Pazartesi, Mart 5

geçmiş kolay geçmez.





bi şey olur... eski arkadaşlarla sonradan karşılaşmalarda, kaybettiğiniz bir şeyi arar gibi dolaşır kelimeler aranızda. sohbet bazen bir köşeye yığılır, bazı yerlerde seyrekleşir... çoğu yerde de susarsınız; kelimeler ne halt edeceğini bilemez.

dün konuştuğumuzda ama, her şey yerli yerindeydi. ortak dostumuz, reha sohbetimizde, yanımızdaydı çünkü.. itiraf ettik; ikimiz de onu özlüyorduk. özlüyorduk, çünkü, kendine bile dillendiremediğin bir şeyi, reha’ya söyleyebilirdin. onun anlayışı içinde, insan olmanın macerasına dahil olarak coşkuyla kabul görürdün. isterdin ki reha tanık olsun, ne yapıyorsan.  ben reha’yı ara sıra arçil’in yüzünde, tavırlarında görüyorum gerçi. geçen gün arçil’i uyandırmak için, yorganı çekip, omzuna dokunup, şakağını öper, o hala uykuda direnirken, dedi ki gözleri hala kapalı, yüzünde muzip bir ifade; ‘dayı, ne satıyosan almıyom, yaw.’:) öylesine babasıydı ki o anda oğlum, şaşkınlıkla kahkahayı bastım, ama gözlerim de doldu.

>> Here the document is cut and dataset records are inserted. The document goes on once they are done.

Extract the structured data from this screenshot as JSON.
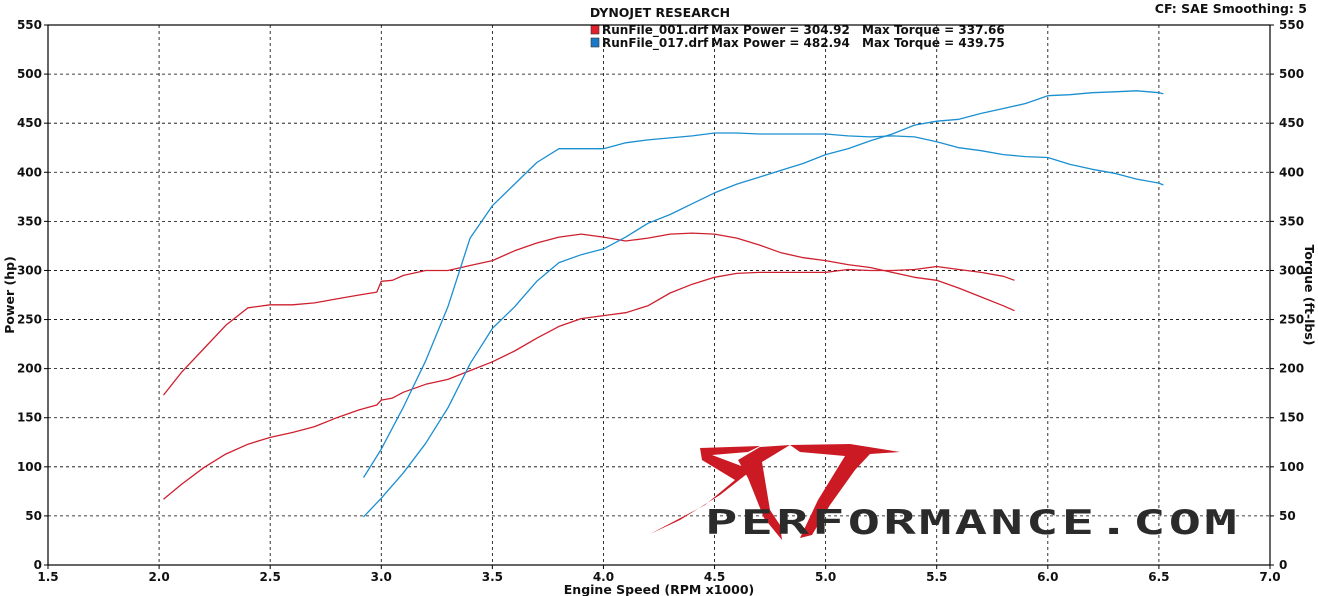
{
  "chart_data": {
    "type": "line",
    "title": "DYNOJET RESEARCH",
    "header_right": "CF: SAE  Smoothing: 5",
    "xlabel": "Engine Speed (RPM x1000)",
    "ylabel_left": "Power (hp)",
    "ylabel_right": "Torque (ft-lbs)",
    "xlim": [
      1.5,
      7.0
    ],
    "ylim": [
      0,
      550
    ],
    "x_ticks": [
      "1.5",
      "2.0",
      "2.5",
      "3.0",
      "3.5",
      "4.0",
      "4.5",
      "5.0",
      "5.5",
      "6.0",
      "6.5",
      "7.0"
    ],
    "y_ticks": [
      "0",
      "50",
      "100",
      "150",
      "200",
      "250",
      "300",
      "350",
      "400",
      "450",
      "500",
      "550"
    ],
    "grid": true,
    "legend_position": "top-center",
    "legend": [
      {
        "color": "#e0202a",
        "file": "RunFile_001.drf",
        "power_text": "Max Power = 304.92",
        "torque_text": "Max Torque = 337.66"
      },
      {
        "color": "#1a78c8",
        "file": "RunFile_017.drf",
        "power_text": "Max Power = 482.94",
        "torque_text": "Max Torque = 439.75"
      }
    ],
    "series": [
      {
        "run": 0,
        "kind": "power",
        "color": "#cf2030",
        "x": [
          2.02,
          2.1,
          2.2,
          2.3,
          2.4,
          2.5,
          2.6,
          2.7,
          2.8,
          2.9,
          2.98,
          3.0,
          3.05,
          3.1,
          3.2,
          3.3,
          3.4,
          3.5,
          3.6,
          3.7,
          3.8,
          3.9,
          4.0,
          4.1,
          4.2,
          4.3,
          4.4,
          4.5,
          4.6,
          4.7,
          4.8,
          4.9,
          5.0,
          5.1,
          5.2,
          5.3,
          5.4,
          5.5,
          5.6,
          5.7,
          5.8,
          5.85
        ],
        "y": [
          67,
          82,
          99,
          113,
          123,
          130,
          135,
          141,
          150,
          158,
          163,
          168,
          170,
          176,
          184,
          189,
          198,
          207,
          218,
          231,
          243,
          251,
          254,
          257,
          264,
          277,
          286,
          293,
          297,
          298,
          298,
          298,
          298,
          301,
          300,
          300,
          301,
          304,
          301,
          298,
          294,
          290
        ]
      },
      {
        "run": 0,
        "kind": "torque",
        "color": "#cf2030",
        "x": [
          2.02,
          2.1,
          2.2,
          2.3,
          2.4,
          2.5,
          2.6,
          2.7,
          2.8,
          2.9,
          2.98,
          3.0,
          3.05,
          3.1,
          3.2,
          3.3,
          3.4,
          3.5,
          3.6,
          3.7,
          3.8,
          3.9,
          4.0,
          4.1,
          4.2,
          4.3,
          4.4,
          4.5,
          4.6,
          4.7,
          4.8,
          4.9,
          5.0,
          5.1,
          5.2,
          5.3,
          5.4,
          5.5,
          5.6,
          5.7,
          5.8,
          5.85
        ],
        "y": [
          173,
          196,
          220,
          244,
          262,
          265,
          265,
          267,
          271,
          275,
          278,
          289,
          290,
          295,
          300,
          300,
          305,
          310,
          320,
          328,
          334,
          337,
          334,
          330,
          333,
          337,
          338,
          337,
          333,
          326,
          318,
          313,
          310,
          306,
          303,
          298,
          293,
          290,
          282,
          273,
          264,
          259
        ]
      },
      {
        "run": 1,
        "kind": "power",
        "color": "#1b8fd0",
        "x": [
          2.92,
          3.0,
          3.1,
          3.2,
          3.3,
          3.4,
          3.5,
          3.6,
          3.7,
          3.8,
          3.9,
          4.0,
          4.1,
          4.2,
          4.3,
          4.4,
          4.5,
          4.6,
          4.7,
          4.8,
          4.9,
          5.0,
          5.1,
          5.2,
          5.3,
          5.4,
          5.5,
          5.6,
          5.7,
          5.8,
          5.9,
          6.0,
          6.1,
          6.2,
          6.3,
          6.4,
          6.5,
          6.52
        ],
        "y": [
          49,
          68,
          94,
          124,
          160,
          205,
          241,
          263,
          289,
          308,
          316,
          322,
          334,
          348,
          357,
          368,
          379,
          388,
          395,
          402,
          409,
          418,
          424,
          432,
          439,
          448,
          452,
          454,
          460,
          465,
          470,
          478,
          479,
          481,
          482,
          483,
          481,
          480
        ]
      },
      {
        "run": 1,
        "kind": "torque",
        "color": "#1b8fd0",
        "x": [
          2.92,
          3.0,
          3.1,
          3.2,
          3.3,
          3.4,
          3.5,
          3.6,
          3.7,
          3.8,
          3.9,
          4.0,
          4.1,
          4.2,
          4.3,
          4.4,
          4.5,
          4.6,
          4.7,
          4.8,
          4.9,
          5.0,
          5.1,
          5.2,
          5.3,
          5.4,
          5.5,
          5.6,
          5.7,
          5.8,
          5.9,
          6.0,
          6.1,
          6.2,
          6.3,
          6.4,
          6.5,
          6.52
        ],
        "y": [
          89,
          118,
          161,
          208,
          263,
          333,
          366,
          388,
          410,
          424,
          424,
          424,
          430,
          433,
          435,
          437,
          440,
          440,
          439,
          439,
          439,
          439,
          437,
          436,
          437,
          436,
          431,
          425,
          422,
          418,
          416,
          415,
          408,
          403,
          399,
          393,
          389,
          387
        ]
      }
    ]
  },
  "watermark": {
    "brand": "SVT",
    "domain": "PERFORMANCE.COM",
    "colors": {
      "red": "#cc1a24",
      "dark": "#2b2b2b"
    }
  }
}
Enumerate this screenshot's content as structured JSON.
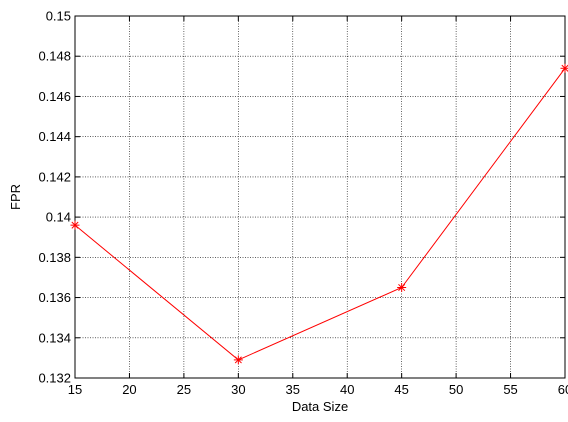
{
  "chart_data": {
    "type": "line",
    "title": "",
    "xlabel": "Data Size",
    "ylabel": "FPR",
    "xlim": [
      15,
      60
    ],
    "ylim": [
      0.132,
      0.15
    ],
    "xticks": [
      15,
      20,
      25,
      30,
      35,
      40,
      45,
      50,
      55,
      60
    ],
    "yticks": [
      0.132,
      0.134,
      0.136,
      0.138,
      0.14,
      0.142,
      0.144,
      0.146,
      0.148,
      0.15
    ],
    "xtick_labels": [
      "15",
      "20",
      "25",
      "30",
      "35",
      "40",
      "45",
      "50",
      "55",
      "60"
    ],
    "ytick_labels": [
      "0.132",
      "0.134",
      "0.136",
      "0.138",
      "0.14",
      "0.142",
      "0.144",
      "0.146",
      "0.148",
      "0.15"
    ],
    "grid": true,
    "series": [
      {
        "x": [
          15,
          30,
          45,
          60
        ],
        "y": [
          0.1396,
          0.1329,
          0.1365,
          0.1474
        ],
        "color": "#ff0000",
        "marker": "asterisk"
      }
    ]
  }
}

arkadaşım, conrad’ı, faulkner’ı, carson mccullers’ı ve daha bir çok yazarı sevmesinde reha’nın katkısından bahsetti. şaşırdım; ben reha’yı neden kitaplarla hatırlamıyorum? kitapları, oradaki karakterlerin onun farkettiği gizli trajedisini anlatırkenki heyecanını hatırlıyorum; ama ne yazarları, ne kahramanların adlarını hatırlıyorum. keşke unutmasaymışım; conrad hakkında ne, ama ne söylüyordu? benim şimdi, carson mccullers’ın sinirli, ergen kızlarında kendimi buluşuma güler miydi? faulkner’ın, döşeğimde ölürken kitabının benim için adana demek olduğunu söylesem, ne demek istediğimi tümden anlardı ama, eminim.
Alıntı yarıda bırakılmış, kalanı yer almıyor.